1
Yorum
3
Beğeni
5,0
Puan
113
Okunma
Âşık Âvnȋ (Narman; 01.07.1878 - Narman: 30.01.1954) Narman’dan yetişmiş Din Adamı, Âlim ve büyük bir Hak Âşığı olup, aynı zamanda Âlimȋ - Halûk Tanrıverdi’nin büyük Dedesidir. Bu vesileyle Hoca Dedemize Allah’dan (cc-cş) rahmet diliyorum. Mekânı cennet olsun. Mezarı Nurlarla dolsun.

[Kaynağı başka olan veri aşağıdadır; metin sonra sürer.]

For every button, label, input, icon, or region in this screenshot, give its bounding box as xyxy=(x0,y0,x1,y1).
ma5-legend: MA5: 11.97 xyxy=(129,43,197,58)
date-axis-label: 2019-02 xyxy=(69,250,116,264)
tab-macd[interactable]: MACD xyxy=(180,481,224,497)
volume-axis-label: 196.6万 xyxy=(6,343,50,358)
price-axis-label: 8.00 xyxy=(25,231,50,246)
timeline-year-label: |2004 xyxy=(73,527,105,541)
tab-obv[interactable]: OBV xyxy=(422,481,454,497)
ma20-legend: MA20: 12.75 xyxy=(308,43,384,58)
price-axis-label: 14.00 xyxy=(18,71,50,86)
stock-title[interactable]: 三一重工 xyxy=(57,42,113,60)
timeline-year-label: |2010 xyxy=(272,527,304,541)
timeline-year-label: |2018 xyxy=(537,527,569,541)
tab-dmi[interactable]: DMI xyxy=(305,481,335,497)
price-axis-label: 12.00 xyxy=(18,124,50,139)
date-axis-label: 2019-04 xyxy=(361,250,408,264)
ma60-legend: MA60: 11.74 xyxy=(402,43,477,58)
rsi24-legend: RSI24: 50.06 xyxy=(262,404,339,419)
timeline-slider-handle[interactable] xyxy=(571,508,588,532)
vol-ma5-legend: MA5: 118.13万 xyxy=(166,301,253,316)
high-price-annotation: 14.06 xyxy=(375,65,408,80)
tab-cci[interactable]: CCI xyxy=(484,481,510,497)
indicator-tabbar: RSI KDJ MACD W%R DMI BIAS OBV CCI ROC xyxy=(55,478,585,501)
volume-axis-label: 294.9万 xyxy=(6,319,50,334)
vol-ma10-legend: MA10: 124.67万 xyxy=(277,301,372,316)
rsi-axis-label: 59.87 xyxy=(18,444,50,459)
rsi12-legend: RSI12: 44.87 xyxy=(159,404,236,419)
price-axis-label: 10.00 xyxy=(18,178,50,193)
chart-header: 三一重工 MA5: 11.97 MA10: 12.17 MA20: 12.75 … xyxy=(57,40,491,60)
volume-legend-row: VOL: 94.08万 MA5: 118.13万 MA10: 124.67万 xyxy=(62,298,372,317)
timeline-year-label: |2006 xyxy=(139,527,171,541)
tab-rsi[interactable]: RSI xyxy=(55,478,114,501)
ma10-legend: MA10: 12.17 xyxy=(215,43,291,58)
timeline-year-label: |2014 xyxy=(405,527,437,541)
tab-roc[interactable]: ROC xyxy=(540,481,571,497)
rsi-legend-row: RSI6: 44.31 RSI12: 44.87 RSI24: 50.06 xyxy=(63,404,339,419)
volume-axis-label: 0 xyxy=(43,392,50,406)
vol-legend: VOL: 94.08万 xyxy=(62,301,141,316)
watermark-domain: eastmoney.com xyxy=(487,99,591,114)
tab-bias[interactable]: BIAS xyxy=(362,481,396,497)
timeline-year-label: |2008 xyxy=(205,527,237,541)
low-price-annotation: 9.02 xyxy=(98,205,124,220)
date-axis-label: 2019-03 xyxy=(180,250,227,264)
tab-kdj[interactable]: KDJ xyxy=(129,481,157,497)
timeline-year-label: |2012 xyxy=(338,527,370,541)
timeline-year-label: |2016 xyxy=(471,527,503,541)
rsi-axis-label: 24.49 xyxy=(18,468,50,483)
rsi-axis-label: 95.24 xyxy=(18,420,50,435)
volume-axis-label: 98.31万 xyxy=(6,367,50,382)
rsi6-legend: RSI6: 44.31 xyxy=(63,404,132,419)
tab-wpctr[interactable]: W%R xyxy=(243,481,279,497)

Âlimȋ - Halûk Tanrıverdi
Âşık Âvnî (Hoca Abdullah Eser) İle Âlimî - Halûk Tanrıverdi Şiir Sohbeti : “Perişan”
Perişan
(Âvnȋ - Abdullah Eser)
Âşık Âvnȋ
Vasfedeyim bende olan hâlleri,
Tutmuyor kalemim, eller perişan,
Gönül arzu çeker gonca gülleri,
Ötmüyor şeydalar güller perişan.
Âlimȋ - Halûk Tanrıverdi
Bahsedeyim bizde esen yelleri,
Kalmadı takatım hâller perişan,
Kurudu bağ bahçem, susuz dalları,
Kupkuru, bitkisiz, çöller perişan.
Âşık Âvnȋ
Gönlümün hevâsı gelmiyor razı,
Dilde kusur vardır, tutmaz elfazı,
Aşkın cür’asında muhabbet sazı,
Tutmuyor tezene teller perişan.
Âlimȋ - Halûk Tanrıverdi
Benimle kol kola türlü emrazı,
Sızılar; işaret eder âraz’ı,
Bağlandı sözlerim, buldum ahrazı,
Ben gibi nicesi, kullar perişan
Âşık Âvnȋ
Derundan gitmiyor yârin lezzeti,
Pirimden alaydım, ben de himmeti,
Benden yüz çevirdi şah-ı halvetȋ,
Bozuldu her yanım kollar perişan.
Âlimȋ - Halûk Tanrıverdi
Bozuldu kişinin nefis izzeti,
Ak düşüncelerde kara tezatı,
Yükleyip götürdük bulduk mezatı,
Haksız edinilen pullar perişan.
Âşık Âvnȋ
Bilmem ki ben kime edeyim nazı,
Hatırdan çıkarma sen bazı bazı,
Avnȋ’ de arzular görmeye sizi,
Varmıyor ayağım, yollar perişan.
Âlimȋ - Halûk Tanrıverdi
İz’in olur ise, var olur yüzün,
Bir farkı bulunmaz, az ile uz’un,
Âlimî, bir olsun, öz ile sözün,
Mutmain olmayan dil’ler perişan.
Âşık Âvnȋ - Abdullah Eser - 1881-1953
Âlimȋ - Halûk Tanrıverdi - 05.02.2024
vasfetme: anlatma, tarif etme
hâl: vaziyet, durum
şeyda: şaşkın, divane, mecazen; bülbüller
takat: dayanma, güç, katlanma, derman
çöl: hiçbir şey yetişmeyen, olmayan yer; susuz ve ıssız geniş arazi
hâl: takat
hevâ: arzu, istek
elfaz: sözler
cür’a: bir yudumda içilen ve insanı coşturan içki
muhabbet: sevgi, sevme, dostluk, dostça konuşma
tezene: mızrap
emraz: hastalıklar
âraz: herhangi bir hastalık vb.nde ortaya çıkan belirtiler
ahraz: dilsiz ya da sağır ve dilsiz
derun: yürek, kalp
şah-ı halvetȋ: Halveti tarikatının sultanı, piri
nefis izzeti: kişinin öz saygısı, kişiliği, yüceliği, onuru, izzetinefis
izzet: büyüklük, ululuk, yücelik
tezat: karşıtlık, karşıt olma, zıtlık, çelişki
mezat: açık artırma ile satış yapılan yer
iz: belirti, nişan, nişane
(tarlada izi olmayanın harmanda yüzü olmaz. Bir iş ile ilgilenmeyenin iş sonucu elde edilenlerden hakkı olmaz)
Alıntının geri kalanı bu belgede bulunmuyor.